Is this a guy thing? It drives me nuts, because obviously for nearly two years (the time we were living together) he built it up in his mind that he couldn't do things. And he said he assumed that from things I'd said - things that had nothing to do with the matter he was upset about.

And now he's gone off the deep end.

The hard part also, and I really have to remember that Ex-b has a very ugly side to him, is that he won't usually tell me what he thinks until he is in a rage. And he will rage, sticking fingers in my face within an inch of my nose. The last time he did that was right before I left and I finally told him not to do that. He told me he could do it if he wanted. He has also told me things I should and shouldn't be doing (like which friends to talk to) while when I asked him to not discuss me with his friend, he said she was a friend and he could do what he wanted.

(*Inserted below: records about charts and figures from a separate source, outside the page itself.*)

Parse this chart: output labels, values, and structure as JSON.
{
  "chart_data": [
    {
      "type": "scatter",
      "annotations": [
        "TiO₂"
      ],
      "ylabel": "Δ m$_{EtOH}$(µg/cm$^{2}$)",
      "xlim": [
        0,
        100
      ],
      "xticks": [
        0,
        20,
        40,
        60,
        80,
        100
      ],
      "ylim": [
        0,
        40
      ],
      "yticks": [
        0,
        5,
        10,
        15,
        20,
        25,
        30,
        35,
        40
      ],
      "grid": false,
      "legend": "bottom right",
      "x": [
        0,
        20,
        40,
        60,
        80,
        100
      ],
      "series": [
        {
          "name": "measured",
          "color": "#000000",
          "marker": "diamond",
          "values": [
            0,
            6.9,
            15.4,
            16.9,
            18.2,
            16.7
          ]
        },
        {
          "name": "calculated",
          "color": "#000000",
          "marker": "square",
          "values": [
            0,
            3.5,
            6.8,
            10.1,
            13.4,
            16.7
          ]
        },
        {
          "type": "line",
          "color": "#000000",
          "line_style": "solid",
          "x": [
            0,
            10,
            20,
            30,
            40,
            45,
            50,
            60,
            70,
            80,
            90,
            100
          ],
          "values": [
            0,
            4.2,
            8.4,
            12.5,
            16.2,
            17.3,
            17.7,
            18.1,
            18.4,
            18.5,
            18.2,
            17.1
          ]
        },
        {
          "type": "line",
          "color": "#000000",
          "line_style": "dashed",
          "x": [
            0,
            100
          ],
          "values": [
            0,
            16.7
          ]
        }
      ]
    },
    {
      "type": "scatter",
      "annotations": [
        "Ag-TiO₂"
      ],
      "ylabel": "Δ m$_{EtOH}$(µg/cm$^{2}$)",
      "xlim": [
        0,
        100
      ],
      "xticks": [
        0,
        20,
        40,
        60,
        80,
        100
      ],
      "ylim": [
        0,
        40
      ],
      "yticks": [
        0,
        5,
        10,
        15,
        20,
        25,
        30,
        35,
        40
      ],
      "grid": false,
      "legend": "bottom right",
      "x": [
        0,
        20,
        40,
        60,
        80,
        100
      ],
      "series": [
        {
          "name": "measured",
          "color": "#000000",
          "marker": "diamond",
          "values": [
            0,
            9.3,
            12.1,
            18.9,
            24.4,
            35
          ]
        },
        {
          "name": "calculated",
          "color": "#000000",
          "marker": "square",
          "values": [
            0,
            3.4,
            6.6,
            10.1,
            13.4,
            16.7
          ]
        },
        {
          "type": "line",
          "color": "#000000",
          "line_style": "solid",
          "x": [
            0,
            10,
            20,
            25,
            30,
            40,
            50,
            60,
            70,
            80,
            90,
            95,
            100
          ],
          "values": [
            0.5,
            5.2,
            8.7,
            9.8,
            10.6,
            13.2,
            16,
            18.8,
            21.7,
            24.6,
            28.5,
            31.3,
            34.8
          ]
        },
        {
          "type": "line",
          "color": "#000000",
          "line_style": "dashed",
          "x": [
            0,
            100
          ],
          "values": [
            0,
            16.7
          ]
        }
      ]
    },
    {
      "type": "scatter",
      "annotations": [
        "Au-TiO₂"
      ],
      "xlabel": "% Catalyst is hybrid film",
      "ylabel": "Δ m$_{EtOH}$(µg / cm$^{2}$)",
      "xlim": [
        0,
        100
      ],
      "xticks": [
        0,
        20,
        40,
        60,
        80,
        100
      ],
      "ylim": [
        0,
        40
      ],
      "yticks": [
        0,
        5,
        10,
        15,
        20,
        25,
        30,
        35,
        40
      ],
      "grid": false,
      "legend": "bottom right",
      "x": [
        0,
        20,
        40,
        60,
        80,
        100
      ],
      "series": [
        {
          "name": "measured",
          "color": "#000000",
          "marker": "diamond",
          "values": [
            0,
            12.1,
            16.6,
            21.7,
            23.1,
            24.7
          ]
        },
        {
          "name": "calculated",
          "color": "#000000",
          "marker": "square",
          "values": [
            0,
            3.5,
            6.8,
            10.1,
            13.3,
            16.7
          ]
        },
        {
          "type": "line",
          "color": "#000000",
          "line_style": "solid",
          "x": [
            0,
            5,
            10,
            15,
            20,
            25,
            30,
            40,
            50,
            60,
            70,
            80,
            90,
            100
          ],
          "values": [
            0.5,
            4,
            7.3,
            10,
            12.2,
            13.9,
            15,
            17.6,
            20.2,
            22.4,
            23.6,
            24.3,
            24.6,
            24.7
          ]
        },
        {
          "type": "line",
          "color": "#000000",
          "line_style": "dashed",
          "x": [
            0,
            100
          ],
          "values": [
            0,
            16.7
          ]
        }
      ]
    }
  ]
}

He was a little controlling when I lived there - but generally I just blew him off and he loses the rage very quickly (usually 5 minutes or so). But it's ugly, it's condescending and when he mocks me during it, it's really horrible. This wasn't something that happened often, but it's a side of him thats come out a LOT recently and it's something I need to concentrate on. Not just the really wonderful side of him - there is a lot of that. But the bad, and it's like a whole Jekyll/Hyde thing.

Some friends of mine really pounded into me today that it was verbal abuse, and they are probably right. It wasn't often, and I will take the bad (to a point) in a relationship when there is tons of good. But he does have problems and issues and I just try to picture in my mind the times that he is ugly and mean and hurtful - and it helps me detach some.